Dain's sword wouldn't stop humming.

They had made camp in a clearing where the air was just thin enough to breathe, and the ground didn't whisper back when they stepped on it. A miracle in the Mourningwood. But Dain didn't care about the trees anymore.

He cared about the sword.

It lay across his lap, silent to the others. But to him, it vibrated with heat—not fire, not magic. Memory.

Every time Kael came near, the sword sang.Not in notes.In warning.

Lira sharpened a blade under her cloak. Quiet. Watching. She'd stopped asking questions—for now.

Torin was leaning against a root as wide as a wagon, plucking gentle chords on his lute. The song had no melody, no form. It was more like listening to wind trying to remember a hymn.

Kael sat at the edge of the firelight. Not in shadow. Not in light.

Just there.

Elyra broke the silence.

"You knew that thing in the shrine would be there, didn't you?"

Kael looked at her, slow and measured. "No."

"But you recognized it."

He didn't deny it.

Dain's fingers tightened on the hilt of his weapon.

"It was reacting to you again," he muttered.
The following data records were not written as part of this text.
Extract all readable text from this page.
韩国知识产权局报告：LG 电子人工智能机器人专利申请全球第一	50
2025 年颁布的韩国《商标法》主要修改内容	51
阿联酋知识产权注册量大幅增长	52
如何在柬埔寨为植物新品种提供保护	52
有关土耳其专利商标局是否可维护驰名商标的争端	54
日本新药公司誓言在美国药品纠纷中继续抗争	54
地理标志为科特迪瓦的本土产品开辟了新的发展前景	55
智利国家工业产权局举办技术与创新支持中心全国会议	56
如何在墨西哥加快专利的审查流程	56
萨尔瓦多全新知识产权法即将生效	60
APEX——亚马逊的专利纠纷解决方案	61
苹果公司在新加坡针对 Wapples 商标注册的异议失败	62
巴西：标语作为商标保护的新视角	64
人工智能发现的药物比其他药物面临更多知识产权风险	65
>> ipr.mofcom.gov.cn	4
"That blade was forged from divine bone," Kael said, too softly. "It reacts to many things."

"It doesn't hum at many things," Dain snapped.

Kael didn't look at him.

But the fire bent toward him. Just slightly.

"You saved my life," Dain continued. "But I don't think you did it for me."

He stood. The sword followed.

Lira shifted, ready.

Elyra rose, too. "Stop."

"Why?" Dain asked, stepping forward. "Why is it reacting to him? Why does it feel like it wants to be used?"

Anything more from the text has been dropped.